J’avais eu un soupçon, la semaine dernière, au matin, dans la foule, en descendant du train.  Un des bêtes cadre rouge où, d’ordinaire, s’affiche des pubs, avait un drôle d’air. Comme si un détail de la gare y était exposé. Mais pas le temps de creuser, je m’étais juste dit, croyant à une impression fortuite non-fondée, « tiens, y a comme une idée d’intervention artistique in situ à creuser » ! Et puis surtout aucune information, aucune affiche, aucune signature. Et, en fait, il s’agit bien d’une exposition dans le cadre de la Brussels Biennial ! Les artistes sont Stéphane Schraenen et Carla Arocha (ils exposent aussi à la Banque nationale). Ils ont placé, à la place des pubs, des grandes photos de la Gare Centrale. Des détails. Où l’on voit surtout l’usure des passages. Les carrelages, les marches, piétinées chaque jour par des centaines de milliers de pieds.
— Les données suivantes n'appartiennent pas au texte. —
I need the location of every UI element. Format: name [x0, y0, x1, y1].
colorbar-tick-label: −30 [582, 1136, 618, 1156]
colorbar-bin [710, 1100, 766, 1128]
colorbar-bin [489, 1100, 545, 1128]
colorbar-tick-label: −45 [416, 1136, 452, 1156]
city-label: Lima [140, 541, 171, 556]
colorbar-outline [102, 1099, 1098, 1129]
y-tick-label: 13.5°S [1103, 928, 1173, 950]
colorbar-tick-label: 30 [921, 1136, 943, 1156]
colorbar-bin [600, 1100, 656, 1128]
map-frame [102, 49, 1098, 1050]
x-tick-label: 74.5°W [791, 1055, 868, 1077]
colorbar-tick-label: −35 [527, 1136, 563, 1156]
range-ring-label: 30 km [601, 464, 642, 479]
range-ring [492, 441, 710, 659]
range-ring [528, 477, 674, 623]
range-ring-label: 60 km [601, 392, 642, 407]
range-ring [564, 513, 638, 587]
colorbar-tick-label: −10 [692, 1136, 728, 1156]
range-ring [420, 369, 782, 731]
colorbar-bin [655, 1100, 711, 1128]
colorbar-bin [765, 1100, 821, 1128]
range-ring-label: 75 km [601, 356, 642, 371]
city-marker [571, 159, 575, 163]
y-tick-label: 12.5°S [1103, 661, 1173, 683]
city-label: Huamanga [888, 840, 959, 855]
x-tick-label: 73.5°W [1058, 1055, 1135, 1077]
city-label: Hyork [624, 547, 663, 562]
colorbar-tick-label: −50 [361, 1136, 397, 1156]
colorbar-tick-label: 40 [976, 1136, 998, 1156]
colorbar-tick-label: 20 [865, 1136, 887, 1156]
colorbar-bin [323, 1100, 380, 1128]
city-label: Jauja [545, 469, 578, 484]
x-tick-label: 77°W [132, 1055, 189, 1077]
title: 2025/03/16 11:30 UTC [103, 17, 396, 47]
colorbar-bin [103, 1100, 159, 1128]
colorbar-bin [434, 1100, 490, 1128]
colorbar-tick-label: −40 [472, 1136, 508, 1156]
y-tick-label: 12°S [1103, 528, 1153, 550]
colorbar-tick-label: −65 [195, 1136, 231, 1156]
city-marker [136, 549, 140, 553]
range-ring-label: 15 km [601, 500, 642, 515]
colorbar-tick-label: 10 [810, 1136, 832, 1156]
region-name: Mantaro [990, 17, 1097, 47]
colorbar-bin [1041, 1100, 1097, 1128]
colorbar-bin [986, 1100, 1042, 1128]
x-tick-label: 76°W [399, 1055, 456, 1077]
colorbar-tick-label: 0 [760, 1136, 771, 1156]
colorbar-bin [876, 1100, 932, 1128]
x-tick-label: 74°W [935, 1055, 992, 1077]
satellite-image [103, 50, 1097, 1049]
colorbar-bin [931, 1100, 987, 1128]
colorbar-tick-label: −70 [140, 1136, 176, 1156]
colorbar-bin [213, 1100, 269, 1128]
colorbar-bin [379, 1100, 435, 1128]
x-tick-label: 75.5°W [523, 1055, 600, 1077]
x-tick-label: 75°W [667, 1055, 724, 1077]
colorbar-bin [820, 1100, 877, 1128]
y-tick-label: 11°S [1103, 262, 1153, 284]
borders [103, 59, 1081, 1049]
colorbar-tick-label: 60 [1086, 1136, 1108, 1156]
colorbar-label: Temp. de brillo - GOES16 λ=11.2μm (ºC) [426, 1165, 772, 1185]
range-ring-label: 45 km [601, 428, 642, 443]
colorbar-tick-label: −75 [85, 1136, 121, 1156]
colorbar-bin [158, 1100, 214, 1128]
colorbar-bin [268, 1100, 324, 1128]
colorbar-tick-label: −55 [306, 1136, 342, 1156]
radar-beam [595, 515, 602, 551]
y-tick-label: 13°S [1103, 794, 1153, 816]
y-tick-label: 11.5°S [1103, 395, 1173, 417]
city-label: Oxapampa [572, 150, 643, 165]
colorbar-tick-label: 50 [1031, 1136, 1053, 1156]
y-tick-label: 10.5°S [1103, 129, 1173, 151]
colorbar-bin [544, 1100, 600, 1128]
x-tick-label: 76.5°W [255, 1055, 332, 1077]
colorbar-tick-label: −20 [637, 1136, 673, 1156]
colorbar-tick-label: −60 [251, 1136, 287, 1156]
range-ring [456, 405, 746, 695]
Des bouts de rampe en cuivre frottée par des centaines de milliers de mains. Des angles morts où, quand on doit attendre les trains en retard, ou ratés, on s’appuie en battant de la semelle. Rendues presque imperceptibles en étant placé teinte sur teinte, photo de marbre sur paroi de marbre, gros plans décoratifs sur le corps du bâtiment d’où ils proviennent, ces photos pourraient attester de l’âme invisible de ce lieu en pleine réfection. Une âme due à la vieillesse et à la quantité innombrables de passages, passagers anonymes qui laissent tous là quelque chose d’eux-mêmes. La galère des transports en communs, la sueur, l’émanation nerveuse des colères, la joie des voyages, les rendez-vous en gare, les retrouvailles, les séparations… tout ça dégage des chaleurs, des humeurs qui altèrent le lieu (comme certaines grottes préhistoriques). Bon, mais ce n’est pas très explicite, pas très approfondi comme regard porté sur ces aspects de la gare, juste une idée esquissée, pas un dispositif photographique critique mais presque une fresque promotionnel du lieu en train de faire peau neuve. (PH)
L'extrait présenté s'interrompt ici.